With respect to matters of Maryland law, we have relied upon the opinion of Venable LLP, counsel for the Company, dated as of the date hereof, that the Company is a validly organized and duly incorporated corporation under the laws of the State of Maryland.
Based upon, and subject to the foregoing and the discussion below, we are of the opinion that:
(i) | commencing with the Company’s taxable year ended on December 31, 2013, the Company has been organized in conformity with requirements for qualification as a REIT under the Code, and the Company’s actual method of operation through the date hereof has enabled it to meet and, assuming the Company’s election to be treated as a REIT is not either revoked or intentionally terminated, the Company’s proposed method of operation will enable it to continue to meet, the requirements for qualification and taxation as a REIT under the Code; |
(ii) | the discussion in the Prospectus under the caption “Material U.S. Federal Income Tax Considerations,” to the extent it constitutes matters of law, summaries of legal matters or legal conclusions, is a fair and accurate summary of the U.S. federal income tax considerations that are likely to be material to a holder of the Company’s Stock; and |
(iii) | the Operating Partnership has been and will be taxed as a partnership or a disregarded entity and not an association or publicly traded partnership (within the meaning of Section 7704) subject to tax as a corporation, for U.S. federal income tax purposes beginning with its first taxable year. |
Global Net Lease, Inc.
October 4, 2018
Page 4
We express no opinion on any issue relating to the Company, the Operating Partnership or the discussion in the Prospectus under the caption “Material U.S. Federal Income Tax Considerations” other than as expressly stated above.

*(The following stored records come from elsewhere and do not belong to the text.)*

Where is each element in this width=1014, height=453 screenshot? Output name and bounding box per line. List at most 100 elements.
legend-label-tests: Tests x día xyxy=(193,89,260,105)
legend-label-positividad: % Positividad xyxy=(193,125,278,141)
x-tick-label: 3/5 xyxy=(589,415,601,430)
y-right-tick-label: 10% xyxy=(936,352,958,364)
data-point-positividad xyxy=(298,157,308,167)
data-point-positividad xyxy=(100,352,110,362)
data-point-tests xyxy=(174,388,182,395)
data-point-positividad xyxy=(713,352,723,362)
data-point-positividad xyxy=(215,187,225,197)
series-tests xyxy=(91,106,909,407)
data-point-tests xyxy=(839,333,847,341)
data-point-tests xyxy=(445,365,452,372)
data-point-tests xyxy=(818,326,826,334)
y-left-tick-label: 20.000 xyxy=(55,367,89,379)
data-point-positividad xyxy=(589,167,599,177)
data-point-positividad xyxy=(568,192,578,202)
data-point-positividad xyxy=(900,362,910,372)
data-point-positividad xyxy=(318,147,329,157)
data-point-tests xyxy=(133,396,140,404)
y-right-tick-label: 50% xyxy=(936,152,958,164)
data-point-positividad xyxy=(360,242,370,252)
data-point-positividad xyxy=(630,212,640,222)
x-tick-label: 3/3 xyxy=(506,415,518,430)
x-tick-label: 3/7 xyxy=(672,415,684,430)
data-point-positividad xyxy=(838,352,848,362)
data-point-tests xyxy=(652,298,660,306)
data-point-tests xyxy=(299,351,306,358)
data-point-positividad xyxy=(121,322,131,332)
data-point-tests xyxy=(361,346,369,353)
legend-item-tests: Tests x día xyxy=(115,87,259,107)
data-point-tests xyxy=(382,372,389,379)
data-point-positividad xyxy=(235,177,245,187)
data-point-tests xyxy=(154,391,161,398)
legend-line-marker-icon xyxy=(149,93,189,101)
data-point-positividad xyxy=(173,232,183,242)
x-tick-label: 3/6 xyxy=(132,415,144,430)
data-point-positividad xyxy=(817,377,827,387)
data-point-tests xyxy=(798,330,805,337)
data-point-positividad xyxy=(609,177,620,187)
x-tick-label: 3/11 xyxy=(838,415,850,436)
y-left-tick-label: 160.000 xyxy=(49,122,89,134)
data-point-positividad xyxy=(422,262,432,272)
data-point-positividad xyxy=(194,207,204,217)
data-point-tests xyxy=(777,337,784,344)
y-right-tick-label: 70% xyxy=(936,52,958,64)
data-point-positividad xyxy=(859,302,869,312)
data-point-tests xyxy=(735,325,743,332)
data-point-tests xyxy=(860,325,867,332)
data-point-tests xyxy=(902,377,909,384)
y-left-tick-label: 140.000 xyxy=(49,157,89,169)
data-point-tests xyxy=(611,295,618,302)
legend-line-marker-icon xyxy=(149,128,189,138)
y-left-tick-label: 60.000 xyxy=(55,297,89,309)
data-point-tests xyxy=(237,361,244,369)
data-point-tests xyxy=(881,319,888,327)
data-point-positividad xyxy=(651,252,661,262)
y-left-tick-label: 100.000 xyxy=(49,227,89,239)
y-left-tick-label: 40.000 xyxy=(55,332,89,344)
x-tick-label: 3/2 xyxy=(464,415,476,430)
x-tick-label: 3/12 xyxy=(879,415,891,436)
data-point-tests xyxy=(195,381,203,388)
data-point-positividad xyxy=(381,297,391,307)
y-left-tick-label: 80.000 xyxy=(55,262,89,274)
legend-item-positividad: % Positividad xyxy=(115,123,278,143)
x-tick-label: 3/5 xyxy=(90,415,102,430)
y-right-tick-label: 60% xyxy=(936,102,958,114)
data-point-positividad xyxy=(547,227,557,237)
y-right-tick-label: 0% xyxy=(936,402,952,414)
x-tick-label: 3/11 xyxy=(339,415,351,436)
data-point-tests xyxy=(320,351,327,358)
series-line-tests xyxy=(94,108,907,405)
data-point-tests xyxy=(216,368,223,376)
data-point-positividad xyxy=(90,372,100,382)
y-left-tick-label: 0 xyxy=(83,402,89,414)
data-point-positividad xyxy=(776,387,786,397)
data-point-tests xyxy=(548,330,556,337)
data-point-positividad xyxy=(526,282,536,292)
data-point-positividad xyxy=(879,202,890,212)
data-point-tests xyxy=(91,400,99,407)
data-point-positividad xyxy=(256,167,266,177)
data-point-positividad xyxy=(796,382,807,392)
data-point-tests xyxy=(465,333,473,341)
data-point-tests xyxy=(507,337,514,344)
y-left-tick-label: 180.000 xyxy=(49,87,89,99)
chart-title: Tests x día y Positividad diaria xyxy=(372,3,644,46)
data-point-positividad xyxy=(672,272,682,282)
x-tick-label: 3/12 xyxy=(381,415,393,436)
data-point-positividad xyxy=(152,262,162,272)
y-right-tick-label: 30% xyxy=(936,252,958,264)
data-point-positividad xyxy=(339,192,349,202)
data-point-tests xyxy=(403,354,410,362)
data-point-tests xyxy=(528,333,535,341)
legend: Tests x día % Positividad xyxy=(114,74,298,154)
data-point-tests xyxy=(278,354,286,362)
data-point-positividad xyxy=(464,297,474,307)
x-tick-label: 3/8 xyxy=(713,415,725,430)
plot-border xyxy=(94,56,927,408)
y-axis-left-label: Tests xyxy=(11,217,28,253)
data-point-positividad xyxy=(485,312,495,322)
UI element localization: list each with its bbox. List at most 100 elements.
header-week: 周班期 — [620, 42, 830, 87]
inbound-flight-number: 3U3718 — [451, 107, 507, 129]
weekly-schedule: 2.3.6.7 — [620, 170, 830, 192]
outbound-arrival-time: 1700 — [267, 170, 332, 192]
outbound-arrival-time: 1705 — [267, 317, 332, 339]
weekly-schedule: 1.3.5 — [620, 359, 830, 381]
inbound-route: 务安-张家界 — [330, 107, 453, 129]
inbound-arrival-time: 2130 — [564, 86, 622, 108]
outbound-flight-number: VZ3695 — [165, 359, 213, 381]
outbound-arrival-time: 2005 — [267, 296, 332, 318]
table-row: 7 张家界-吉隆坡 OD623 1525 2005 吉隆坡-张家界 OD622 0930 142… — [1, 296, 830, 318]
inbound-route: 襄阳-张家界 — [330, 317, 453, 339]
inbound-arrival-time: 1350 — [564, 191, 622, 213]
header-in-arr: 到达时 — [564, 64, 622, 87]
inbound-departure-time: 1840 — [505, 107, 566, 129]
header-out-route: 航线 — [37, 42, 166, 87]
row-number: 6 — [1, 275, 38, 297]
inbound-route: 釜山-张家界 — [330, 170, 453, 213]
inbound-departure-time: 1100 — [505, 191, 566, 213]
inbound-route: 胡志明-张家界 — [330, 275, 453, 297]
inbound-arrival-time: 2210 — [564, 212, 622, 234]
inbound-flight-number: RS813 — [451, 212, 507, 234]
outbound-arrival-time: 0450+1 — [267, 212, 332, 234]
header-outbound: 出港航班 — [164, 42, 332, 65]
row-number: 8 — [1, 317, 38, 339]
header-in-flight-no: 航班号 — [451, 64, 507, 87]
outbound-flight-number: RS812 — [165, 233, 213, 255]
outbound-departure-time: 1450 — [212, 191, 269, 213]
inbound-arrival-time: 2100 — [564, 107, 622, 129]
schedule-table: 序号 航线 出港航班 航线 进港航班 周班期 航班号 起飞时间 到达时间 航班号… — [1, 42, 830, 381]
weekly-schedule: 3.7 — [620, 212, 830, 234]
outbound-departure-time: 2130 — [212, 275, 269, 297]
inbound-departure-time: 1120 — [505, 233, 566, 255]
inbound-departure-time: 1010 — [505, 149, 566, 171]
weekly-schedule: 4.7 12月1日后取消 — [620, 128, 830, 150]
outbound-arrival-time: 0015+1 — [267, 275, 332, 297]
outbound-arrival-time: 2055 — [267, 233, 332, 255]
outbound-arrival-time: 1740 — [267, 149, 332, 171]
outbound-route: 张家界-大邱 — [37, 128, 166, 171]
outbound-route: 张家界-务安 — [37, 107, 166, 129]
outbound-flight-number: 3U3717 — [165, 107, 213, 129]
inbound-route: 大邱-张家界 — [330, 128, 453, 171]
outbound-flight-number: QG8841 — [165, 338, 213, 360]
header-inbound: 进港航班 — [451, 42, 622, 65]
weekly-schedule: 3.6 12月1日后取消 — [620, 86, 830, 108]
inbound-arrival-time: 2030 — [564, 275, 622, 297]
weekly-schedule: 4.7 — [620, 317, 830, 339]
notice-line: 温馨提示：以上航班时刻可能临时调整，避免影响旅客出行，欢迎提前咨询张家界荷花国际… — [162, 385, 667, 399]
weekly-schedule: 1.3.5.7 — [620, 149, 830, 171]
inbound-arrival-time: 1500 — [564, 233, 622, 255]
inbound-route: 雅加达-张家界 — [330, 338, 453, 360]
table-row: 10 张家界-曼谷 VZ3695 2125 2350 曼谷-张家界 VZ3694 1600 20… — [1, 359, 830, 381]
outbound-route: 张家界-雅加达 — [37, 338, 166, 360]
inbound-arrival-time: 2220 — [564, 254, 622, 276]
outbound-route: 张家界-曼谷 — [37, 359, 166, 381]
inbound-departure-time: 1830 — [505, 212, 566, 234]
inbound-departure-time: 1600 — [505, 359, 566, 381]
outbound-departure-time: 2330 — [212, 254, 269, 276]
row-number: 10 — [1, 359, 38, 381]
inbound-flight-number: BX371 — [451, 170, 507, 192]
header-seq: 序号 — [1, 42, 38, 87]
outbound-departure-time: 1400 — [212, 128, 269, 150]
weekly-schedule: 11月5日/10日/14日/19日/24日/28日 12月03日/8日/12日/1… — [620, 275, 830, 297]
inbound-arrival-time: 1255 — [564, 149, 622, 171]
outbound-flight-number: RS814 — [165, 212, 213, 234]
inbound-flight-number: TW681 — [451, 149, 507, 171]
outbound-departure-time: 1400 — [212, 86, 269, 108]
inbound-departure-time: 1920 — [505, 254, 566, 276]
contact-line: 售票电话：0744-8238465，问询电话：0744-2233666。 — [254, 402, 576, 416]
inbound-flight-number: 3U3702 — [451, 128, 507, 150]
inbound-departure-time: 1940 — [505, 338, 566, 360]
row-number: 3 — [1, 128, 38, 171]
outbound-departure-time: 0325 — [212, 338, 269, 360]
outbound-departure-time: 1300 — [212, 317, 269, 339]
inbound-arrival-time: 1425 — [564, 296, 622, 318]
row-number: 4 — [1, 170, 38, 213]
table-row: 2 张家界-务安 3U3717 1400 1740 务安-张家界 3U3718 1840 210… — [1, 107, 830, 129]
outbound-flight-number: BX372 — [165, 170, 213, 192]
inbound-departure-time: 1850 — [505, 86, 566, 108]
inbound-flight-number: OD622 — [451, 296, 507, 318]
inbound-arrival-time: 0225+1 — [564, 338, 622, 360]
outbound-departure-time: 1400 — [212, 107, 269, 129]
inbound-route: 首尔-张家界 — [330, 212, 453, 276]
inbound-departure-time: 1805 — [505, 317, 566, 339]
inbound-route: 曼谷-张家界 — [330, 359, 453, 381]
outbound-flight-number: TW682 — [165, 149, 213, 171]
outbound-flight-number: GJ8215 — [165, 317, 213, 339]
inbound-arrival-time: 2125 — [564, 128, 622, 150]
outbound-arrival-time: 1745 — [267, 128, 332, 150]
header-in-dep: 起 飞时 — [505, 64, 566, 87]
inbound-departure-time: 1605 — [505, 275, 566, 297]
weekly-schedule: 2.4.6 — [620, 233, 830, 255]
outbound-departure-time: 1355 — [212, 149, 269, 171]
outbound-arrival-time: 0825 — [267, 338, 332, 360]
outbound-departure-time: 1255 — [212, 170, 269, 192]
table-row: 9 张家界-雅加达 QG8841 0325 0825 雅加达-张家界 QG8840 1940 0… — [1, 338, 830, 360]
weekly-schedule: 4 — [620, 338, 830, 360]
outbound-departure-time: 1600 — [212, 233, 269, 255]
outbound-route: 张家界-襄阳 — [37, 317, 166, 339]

The Company’s qualification and taxation as a REIT will depend upon the Company’s ability to meet on a continuing basis, through actual annual operating and other results, the various requirements under the Code as described in the Registration Statement with regard to, among other things, the sources of its gross income, the composition of its assets, the level of its distributions to stockholders, and the diversity of its stock ownership. Proskauer Rose LLP will not review the Company’s compliance with these requirements on a continuing basis. Accordingly, no assurance can be given that the actual results of the operations of the Company and the Operating Partnership, the sources of their income, the nature of their assets, the level of the Company’s distributions to stockholders and the diversity of its stock ownership for any given taxable year will satisfy the requirements under the Code for the Company’s qualification and taxation as a REIT.
This opinion letter is rendered to you for your use in connection with the Prospectus and may be relied upon by you and your stockholders. Except as provided in the next paragraph, this opinion letter may not be distributed, quoted in whole or in part or otherwise reproduced in any document, filed with any governmental agency, or relied upon by any other person for any other purpose (other than as required by law) without our express written consent.
We consent to the use of our name under the caption “Legal Matters” in the Prospectus and to the use of these opinions for filing as Exhibit 8.1 to the Company’s Current Report on Form 8-K filed on the date hereof. In giving this consent, we do not hereby admit that we come within the category of persons whose consent is required under Section 7 of the Securities Act of 1933, or the rules and regulations of the Commission thereunder.